I had a spicy Twitter exchange the other day with Max Nesterak, who has been doing great work at his new website, the MN Reformer. The question he posed rekindled some long-simmering thoughts I’ve been having about the eternal question “are new buildings bad?”
Here’s the tweet:
Who’s going to write an op-ed for @MNReformer about how Minneapolis is building too many ugly buildings and actually yes good architecture does contribute to quality of life and yes you can regulate design and yes developers can afford it
— Max Nesterak (@maxnesterak) July 11, 2020
Are new buildings ugly or beautiful? I almost don’t care. To me, looking at buildings from a planning and urbanist perceptive, the main / only thing that matters is a building’s design, not its aesthetics.
Aesthetics refers to the idea of beauty. Questions like: What is beautiful? What is good art? What is taste? Aesthetics refers to what you find to be beautiful, what you find to be great art, and why you think other people should feel the same way that you do.
Aesthetic debates are lots of fun to chat about, and if you buy me a beer, I will spend an hour talking about the top 5 Coen Brothers’ films, my favorite flavors of La Croix, which is the best Thelonious Monk song, or what is the ugliest building in Minneapolis.

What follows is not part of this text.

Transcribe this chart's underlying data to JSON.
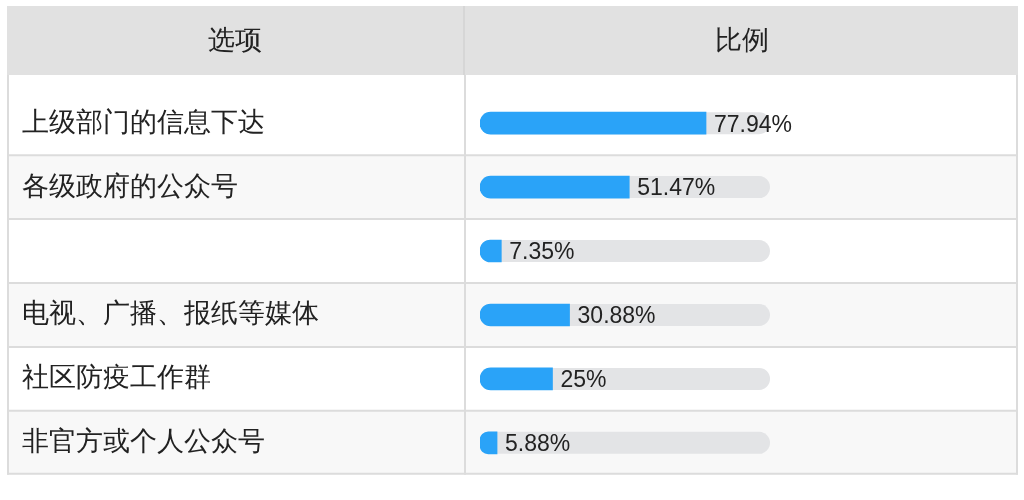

But when it comes to policy, approving a building or not, outside of historic districts, aesthetics is not relevant. Cities and planners should focus instead on design.
What’s the difference?
Design is how a building works, whereas aesthetics is how a building looks. Design covers things like how many entrances it has on street level, how the wind blows around it, and whether the reflective surfaces magnify the sun into such a glare that it blinds people temporarily.
I will admit that it’s not an entirely straight-forward distinction. For example, take transparency regulations, which are as much a mix of design and aesthetics as any urban policy. But cities don’t regulate windows because they look good — though they do — but because they allow people to see through walls. This is the problem posed by the hundreds of windows that are simply for show, because they’re frosted over, reflective, blocked by shelving, or whatever. As design features, the important things about windows is how they function, allowing light to pass through, and visually connect the inside and outside of a building, and connecting public space to private space in cities.
Another example: skyways suck not because they are ugly — though they often are — but because they segregate the urban population, fracture potential customer markets, function as de facto private space, and make it all but impossible to build active streetscapes. Aesthetics are all but irrelevant here, though I still hate the skyways that were retrofit into historic buildings. (See: the Soo Line Building.) Even if they are “architecturally interesting” (i.e. aesthetically beautiful), they remain bad for cities because of their design.
The distinction between beauty and design is especially important when thinking about buildings, because buildings can be beautiful-and-bad and they can be ugly-and-good.
Take one of the most beautiful buildings in Minneapolis, from a purely aesthetic standpoint: the Northwest National Life Insurance building (aka the ING Building, aka the Reliastar Building). Everyone loves this building, even, begrudgingly, Larry Millett. It was designed by famous Japanese-American modernist Minoru Yamasaki, who designed both Pruitt-Igoe and the World Trade Center (both gone, in very different ways). It’s pretty, elegant, and a pure example of midcentury modernism.
And yet, it is terrible urbanism. It has huge setbacks, no street level activity of any kind, and, what’s worse, it occupies what should be a critical right-of-way. Its symbolic “green space” took the place of the city’s most central public park, and replaced it with some un-sittable stone ledges and often empty fountains.
So, yes, it’s beautiful-but-bad.
Contrast that with an ugly-but-good building. Personally, my least favorite new apartment structure in Minneapolis is the WaHu, a massive student-oriented apartment building at the corner of Washington and Huron. When I first saw it, I had flashbacks to the 3D-mapping backgrounds in the game Duke Nukem 3D. This looks like a building that was assembled from facade samples. I’d like to say that “the only good thing about living in WaHu is that you can’t see the building because you’re in it,” but I can’t because it’s so weird and massive that you can see the building from the inside.
And yet, it provides over 300 homes for students, does not have huge setbacks, occupies a formerly decrepit corner next to transit, and the street level is lined with doorways to well-used shops. It definitely makes Stadium Village a more vibrant, thriving place while providing a great many homes for young folks.
So, yeah. People lose their minds about new construction, and have been doing so since time immemorial. One of the weirdest, most interesting buildings that remains in Saint Paul was surely a hideous eyesore at the time (and if you’re clued in on Victorian architecture, still is today). But it’s a wonderful addition to the city and extremely affordable for downtown.
Are there buildings that are both beautiful and good urbanism? Sure. We can discuss our favorites at leisure. But the only thing that really matters is what a building does, what it replaces, how it functions as part of the street- and sidewalk-level public realm. The rest is noise or music.